On Tuesday, March 16, 2010, the Federal Communications Commission (FCC) released the much-anticipated National Broadband Plan. The plan is designed to be a roadmap for the next decade with regards to implementing broadband Internet access to unserved and under-served populations within the U.S.
While the plan itself is lengthy, there are six stated goals the FCC wishes to achieve with the implementation of this plan:
1. At least 100 million U.S. homes with affordable access to 100 megabits per second download and 50 megabits per second upload.
2. The U.S. should lead the world in mobile innovation, with the world’s fastest and most extensive wireless networks.
3. Every American should have affordable access to “robust” broadband service, and the means and skills to subscribe if they so choose.
4. Every American community should have affordable access to at least 1 gigabit per second broadband service to anchor institutions (schools, hospitals and government buildings).
5. Every first responder should have access to a nationwide, wireless, interoperable broadband public safety network.
6. Every American should be able to use broadband to track and manage their real-time energy consumption.
While the goals of the plan are lofty, many questions remain as to whether or not the FCC can pull off the various tenets of the plan.

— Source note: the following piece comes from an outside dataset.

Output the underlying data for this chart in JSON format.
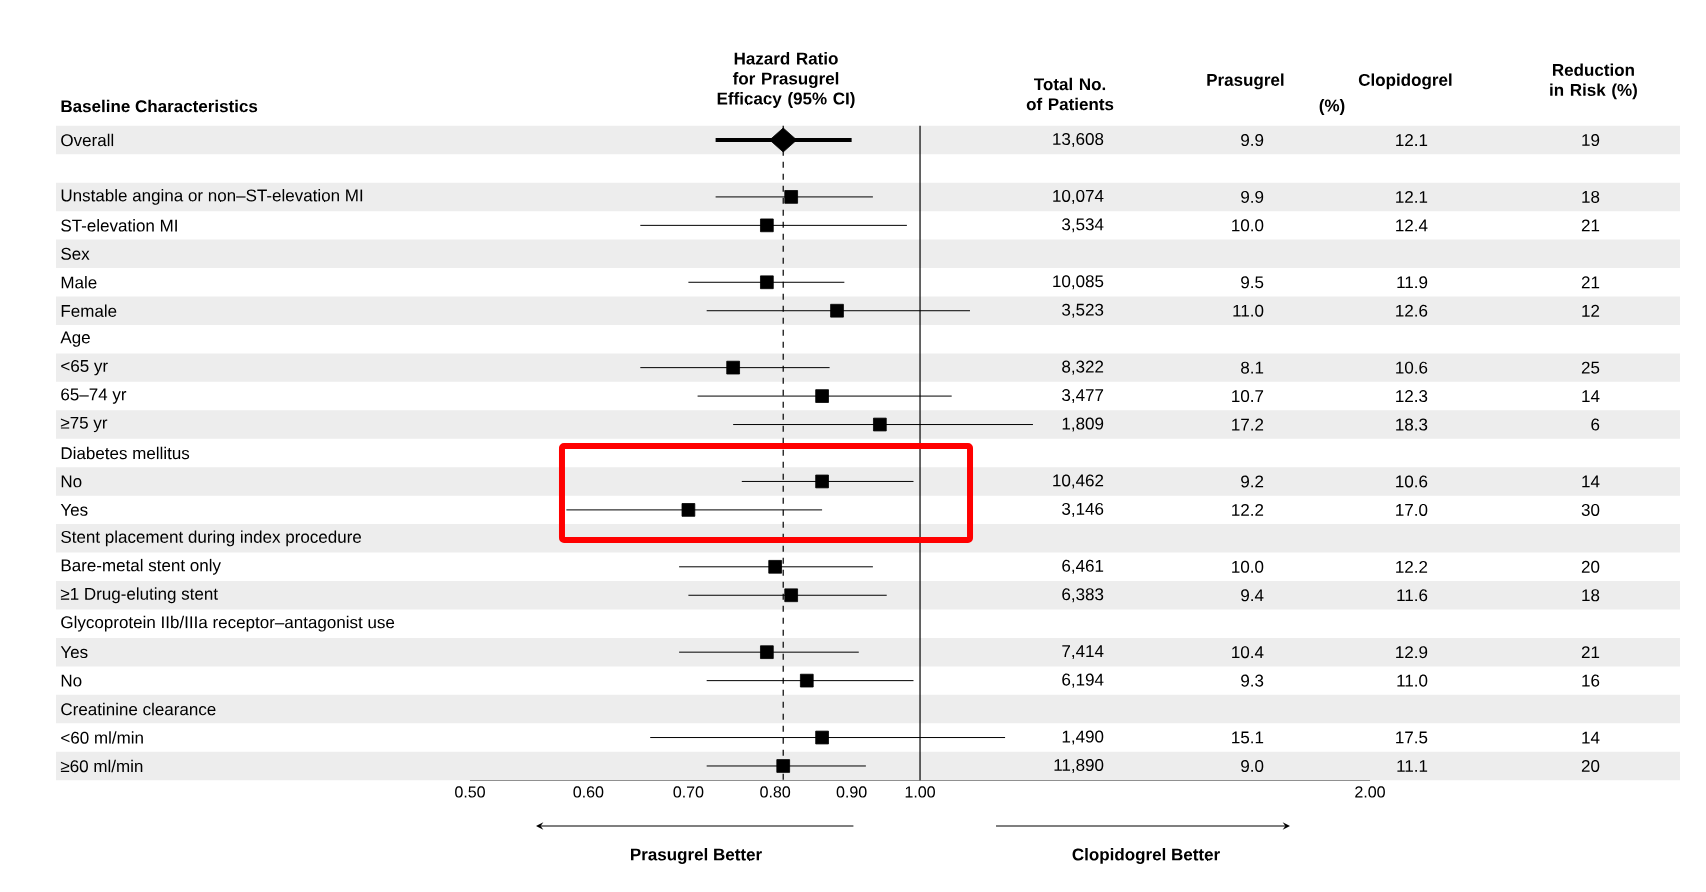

For example, a key proposal for funding the massive program is to reclaim a chunk of spectrum from broadcasters and re-auction these to companies offering broadband service. Some $20 billion of spectrum auction money would have to wind its way through the labyrinth of Congress without being diverted, according to an article from the Associated Press.
The FCC plan also lays out a concept for overhauling the Universal Service Fund to pay for broadband instead of basic telephone service–its historical focus. The $8-billion-a-year program was originally established to subsidize telephone service in sparsely populated places. Apparently laws must be changed to allow for the transition from telephone service to broadband.
Not surprising, early reactions from the big phone and cable companies were positive as this could mean billions of dollars to their business over the course of a decade. Other business opportunities will certainly be spawned in the areas of installation, construction, development, even education and marketing. It will be fascinating to watch how all this plays out as our nation addresses the building of its “highways of the future.”